ISOs and ESPPs are widely used by both entrepreneurial and established U.S. companies. A
recent survey by the National Center for Employee Ownership (NCEO) revealed that 82% of
venture-backed companies offer ISOs and 62% provide only ISOs. A separate NCEO survey
indicated that 44% of all surveyed companies offered ISOs to all employees.
The same survey revealed that approximately sixty-five percent of public companies offer
ESPP plans, which generally cover all employees.
In 2002, workers will pay 6.2% in Social Security taxes on the first
$84,900 they earn. There is no cap on Medicare, which taxes 1.45% of all wages.
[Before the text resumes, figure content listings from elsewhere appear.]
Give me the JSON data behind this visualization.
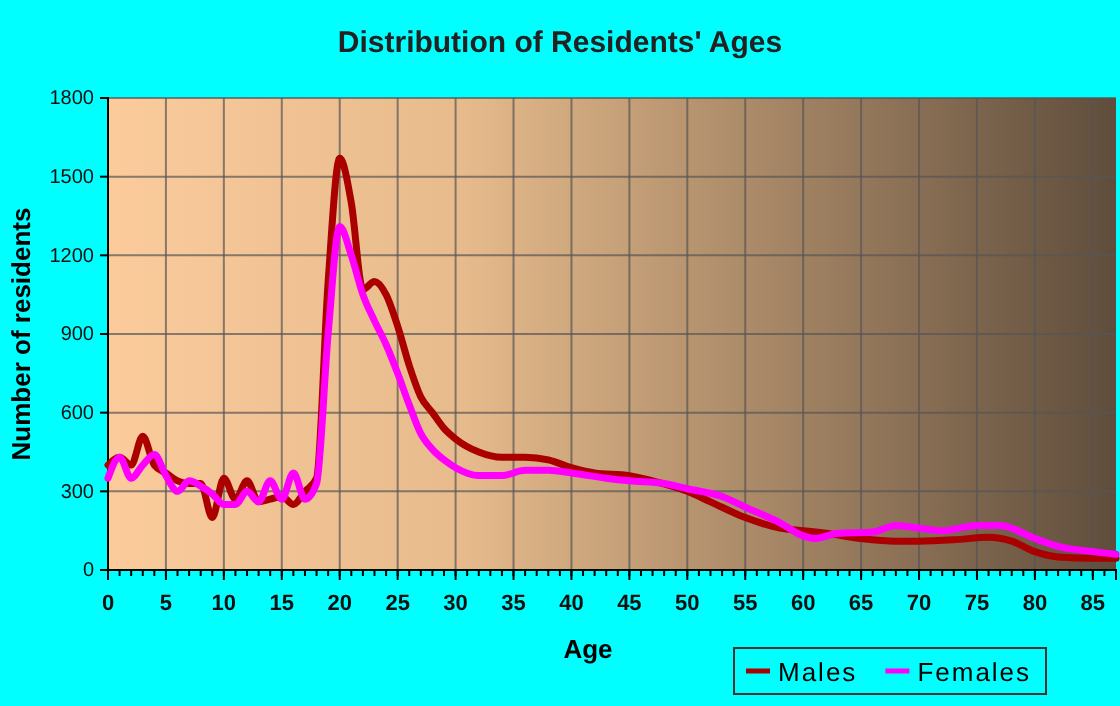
{
  "chart_data": {
    "type": "line",
    "title": "Distribution of Residents' Ages",
    "xlabel": "Age",
    "ylabel": "Number of residents",
    "xlim": [
      0,
      87
    ],
    "xticks": [
      0,
      5,
      10,
      15,
      20,
      25,
      30,
      35,
      40,
      45,
      50,
      55,
      60,
      65,
      70,
      75,
      80,
      85
    ],
    "ylim": [
      0,
      1800
    ],
    "yticks": [
      0,
      300,
      600,
      900,
      1200,
      1500,
      1800
    ],
    "grid": true,
    "legend": "bottom right",
    "marker": "none",
    "line_style": "solid",
    "series": [
      {
        "name": "Males",
        "color": "#aa0000",
        "x": [
          0,
          1,
          2,
          3,
          4,
          5,
          6,
          7,
          8,
          9,
          10,
          11,
          12,
          13,
          14,
          15,
          16,
          17,
          18,
          19,
          20,
          21,
          22,
          23,
          24,
          25,
          26,
          27,
          28,
          29,
          30,
          32,
          34,
          36,
          38,
          40,
          42,
          45,
          47,
          50,
          52,
          55,
          58,
          60,
          62,
          65,
          68,
          70,
          73,
          76,
          78,
          80,
          82,
          85,
          87
        ],
        "values": [
          400,
          430,
          400,
          510,
          400,
          370,
          340,
          330,
          330,
          200,
          350,
          270,
          340,
          260,
          270,
          280,
          250,
          300,
          350,
          1100,
          1570,
          1400,
          1070,
          1100,
          1050,
          930,
          780,
          660,
          600,
          540,
          500,
          450,
          430,
          430,
          420,
          390,
          370,
          360,
          340,
          300,
          260,
          200,
          160,
          150,
          140,
          120,
          110,
          110,
          115,
          125,
          110,
          70,
          50,
          45,
          45
        ]
      },
      {
        "name": "Females",
        "color": "#ff00ff",
        "x": [
          0,
          1,
          2,
          3,
          4,
          5,
          6,
          7,
          8,
          9,
          10,
          11,
          12,
          13,
          14,
          15,
          16,
          17,
          18,
          19,
          20,
          21,
          22,
          23,
          24,
          25,
          26,
          27,
          28,
          29,
          30,
          32,
          34,
          36,
          38,
          40,
          43,
          45,
          48,
          50,
          53,
          55,
          58,
          60,
          61,
          63,
          66,
          68,
          70,
          72,
          75,
          77,
          80,
          82,
          85,
          87
        ],
        "values": [
          350,
          430,
          350,
          400,
          440,
          360,
          300,
          340,
          320,
          290,
          250,
          250,
          300,
          260,
          340,
          270,
          370,
          270,
          330,
          900,
          1310,
          1200,
          1050,
          950,
          860,
          750,
          630,
          520,
          460,
          420,
          390,
          360,
          360,
          380,
          380,
          370,
          350,
          340,
          330,
          310,
          280,
          240,
          180,
          130,
          120,
          140,
          145,
          170,
          160,
          150,
          170,
          170,
          120,
          90,
          70,
          60
        ]
      }
    ]
  }
}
Companies
pay an equal amount on their workers behalf, bringing the total up to 15.3%. In
addition to the direct costs in taxes, employers will face new and heavy administrative
costs in implementing the new IRS policy.
What is the history of this issue?
Why should the IRS rules be reversed?
The proposed IRS policy will result in a tax increase on worker incomes
below the Social Security wage base and is contrary to 30 years of accepted tax policy
without legislative approval;
ISOs and ESPPs are qualified for special tax treatment and are not
subject to income tax at exercise. Imposing employment tax withholding at exercise is
inconsistent with this premise;
Assessing employment taxes at exercise per the IRS proposed guidelines
will be administratively difficult if not impossible since, e.g., employees may have long
since left the company at the time that they exercise; and
ISOs and ESPPs are extremely valuable tools for companies of all sizes
to recruit, retain and incentivize employees. The IRS proposed policy will greatly
undermine their effectiveness and may lead some companies to significantly curtail their
use given the administrative difficulties and costs that will arise.